Huruf-huruf tambahan, jika ada, berasal dari nama strain bakteri, dan angka romawi
digunakan untuk membedakan enzim yang berbeda tetapi diisolasi dari spesies yang
sama.
Tempat pemotongan pada kedua untai DNA sering kali terpisah sejauh beberapa
pasang basa. Pemotongan DNA dengan tempat pemotongan semacam ini akan
menghasilkan fragmen-fragmen dengan ujung 5’ yang runcing karena masing-masing
untai tunggalnya menjadi tidak sama panjang. Dua fragmen DNA dengan ujung yang
runcing akan mudah disambungkan satu sama lain sehingga ujung runcing sering pula
disebut sebagai ujung lengket (sticky end) atau ujung kohesif. Hal itu berbeda dengan
enzim restriksi seperti Hae III, yang mempunyai tempat pemotongan DNA pada
posisi yang sama. Kedua fragmen hasil pemotongannya akan mempunyai ujung 5’
yang tumpul karena masing-masing untai tunggalnya sama panjangnya. Fragmen-
fragmen DNA dengan ujung tumpul (blunt end) akan sulit untuk disambungkan.
Biasanya diperlukan perlakuan tambahan untuk menyatukan dua fragmen DNA
dengan ujung tumpul, misalnya pemberian molekul linker, molekul adaptor, atau
penambahan enzim deoksinukleotidil transferase untuk menyintesis untai tunggal
homopolimerik 3’.
Ligasi Molekul - molekul DNA
Pemotongan DNA genomik dan DNA vektor menggunakan enzim restriksi harus
menghasilkan ujung-ujung potongan yang kompatibel. Artinya, fragmen-fragmen
DNA genomik nantinya harus dapat disambungkan (diligasi) dengan DNA vektor
yang sudah berbentuk linier.
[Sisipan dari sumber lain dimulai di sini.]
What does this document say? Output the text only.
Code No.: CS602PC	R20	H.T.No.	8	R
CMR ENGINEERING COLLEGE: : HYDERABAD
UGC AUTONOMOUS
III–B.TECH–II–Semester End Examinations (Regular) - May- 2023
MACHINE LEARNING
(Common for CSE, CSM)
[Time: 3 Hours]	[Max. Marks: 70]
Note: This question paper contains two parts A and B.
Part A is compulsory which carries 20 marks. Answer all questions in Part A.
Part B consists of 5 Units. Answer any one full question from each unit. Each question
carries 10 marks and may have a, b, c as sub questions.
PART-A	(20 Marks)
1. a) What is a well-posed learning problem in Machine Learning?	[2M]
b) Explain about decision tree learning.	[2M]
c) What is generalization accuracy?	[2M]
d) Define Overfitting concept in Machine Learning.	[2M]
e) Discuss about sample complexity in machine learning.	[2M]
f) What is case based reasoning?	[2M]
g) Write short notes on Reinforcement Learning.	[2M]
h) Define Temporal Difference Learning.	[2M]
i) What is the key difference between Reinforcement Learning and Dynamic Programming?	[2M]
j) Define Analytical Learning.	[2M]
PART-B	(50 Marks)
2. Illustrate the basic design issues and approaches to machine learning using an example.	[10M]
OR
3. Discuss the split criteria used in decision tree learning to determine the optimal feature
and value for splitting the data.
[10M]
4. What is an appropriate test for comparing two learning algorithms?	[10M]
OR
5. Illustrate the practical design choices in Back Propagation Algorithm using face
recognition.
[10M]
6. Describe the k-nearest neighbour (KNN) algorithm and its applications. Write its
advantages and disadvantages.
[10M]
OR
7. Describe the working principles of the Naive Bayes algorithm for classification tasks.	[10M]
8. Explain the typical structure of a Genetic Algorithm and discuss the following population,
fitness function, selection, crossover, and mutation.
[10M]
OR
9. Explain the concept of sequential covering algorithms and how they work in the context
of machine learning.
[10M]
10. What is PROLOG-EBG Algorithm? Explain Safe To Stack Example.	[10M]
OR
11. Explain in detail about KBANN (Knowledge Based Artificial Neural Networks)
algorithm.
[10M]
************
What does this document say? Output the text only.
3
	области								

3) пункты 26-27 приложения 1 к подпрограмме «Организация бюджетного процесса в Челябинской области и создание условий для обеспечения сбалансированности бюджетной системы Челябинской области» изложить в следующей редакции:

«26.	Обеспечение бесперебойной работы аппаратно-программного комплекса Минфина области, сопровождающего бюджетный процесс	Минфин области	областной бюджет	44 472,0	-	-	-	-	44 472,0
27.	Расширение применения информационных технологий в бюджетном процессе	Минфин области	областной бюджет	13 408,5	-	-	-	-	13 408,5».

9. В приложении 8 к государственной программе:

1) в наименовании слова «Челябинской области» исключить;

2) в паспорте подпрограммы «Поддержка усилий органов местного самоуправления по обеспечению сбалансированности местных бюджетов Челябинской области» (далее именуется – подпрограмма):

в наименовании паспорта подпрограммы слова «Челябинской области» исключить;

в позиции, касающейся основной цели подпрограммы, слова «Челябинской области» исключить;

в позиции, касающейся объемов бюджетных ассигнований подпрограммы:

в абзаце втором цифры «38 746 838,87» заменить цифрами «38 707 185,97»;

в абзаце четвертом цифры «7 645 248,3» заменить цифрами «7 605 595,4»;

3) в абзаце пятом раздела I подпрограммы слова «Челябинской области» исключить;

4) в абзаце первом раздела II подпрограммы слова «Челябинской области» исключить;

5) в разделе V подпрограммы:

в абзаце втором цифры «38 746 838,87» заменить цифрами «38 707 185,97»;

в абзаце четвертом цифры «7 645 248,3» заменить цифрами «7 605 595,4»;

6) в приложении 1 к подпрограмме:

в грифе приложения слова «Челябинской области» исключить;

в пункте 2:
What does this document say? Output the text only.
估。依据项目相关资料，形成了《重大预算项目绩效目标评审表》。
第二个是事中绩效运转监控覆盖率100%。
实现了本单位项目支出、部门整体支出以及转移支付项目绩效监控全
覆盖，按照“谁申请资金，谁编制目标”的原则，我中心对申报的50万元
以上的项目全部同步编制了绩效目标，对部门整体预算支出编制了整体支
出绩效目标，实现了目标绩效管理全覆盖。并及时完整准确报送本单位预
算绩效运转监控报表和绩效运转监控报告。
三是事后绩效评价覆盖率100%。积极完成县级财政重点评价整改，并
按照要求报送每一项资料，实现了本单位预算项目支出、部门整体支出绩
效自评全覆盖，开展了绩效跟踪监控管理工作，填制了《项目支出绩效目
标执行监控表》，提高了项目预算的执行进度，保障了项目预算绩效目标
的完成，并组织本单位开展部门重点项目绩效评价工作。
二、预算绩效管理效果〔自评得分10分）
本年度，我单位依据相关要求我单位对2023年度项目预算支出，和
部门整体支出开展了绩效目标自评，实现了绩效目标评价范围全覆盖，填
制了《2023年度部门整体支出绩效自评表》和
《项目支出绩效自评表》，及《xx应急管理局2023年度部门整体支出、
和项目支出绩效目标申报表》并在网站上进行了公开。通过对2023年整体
Ada tiga cara yang dapat digunakan untuk meligasi
fragmen-fragmen DNA secara in vitro. Pertama, ligasi menggunakan enzim DNA
ligase dari bakteri. Kedua, ligasi menggunakan DNA ligase dari sel-sel E. coli yang
telah diinfeksi dengan bakteriofag T4 atau lazim disebut sebagai enzim T4 ligase. Jika
cara yang pertama hanya dapat digunakan untuk meligasi ujung-ujung lengket, cara
yang kedua dapat digunakan baik pada ujung lengket maupun pada ujung tumpul.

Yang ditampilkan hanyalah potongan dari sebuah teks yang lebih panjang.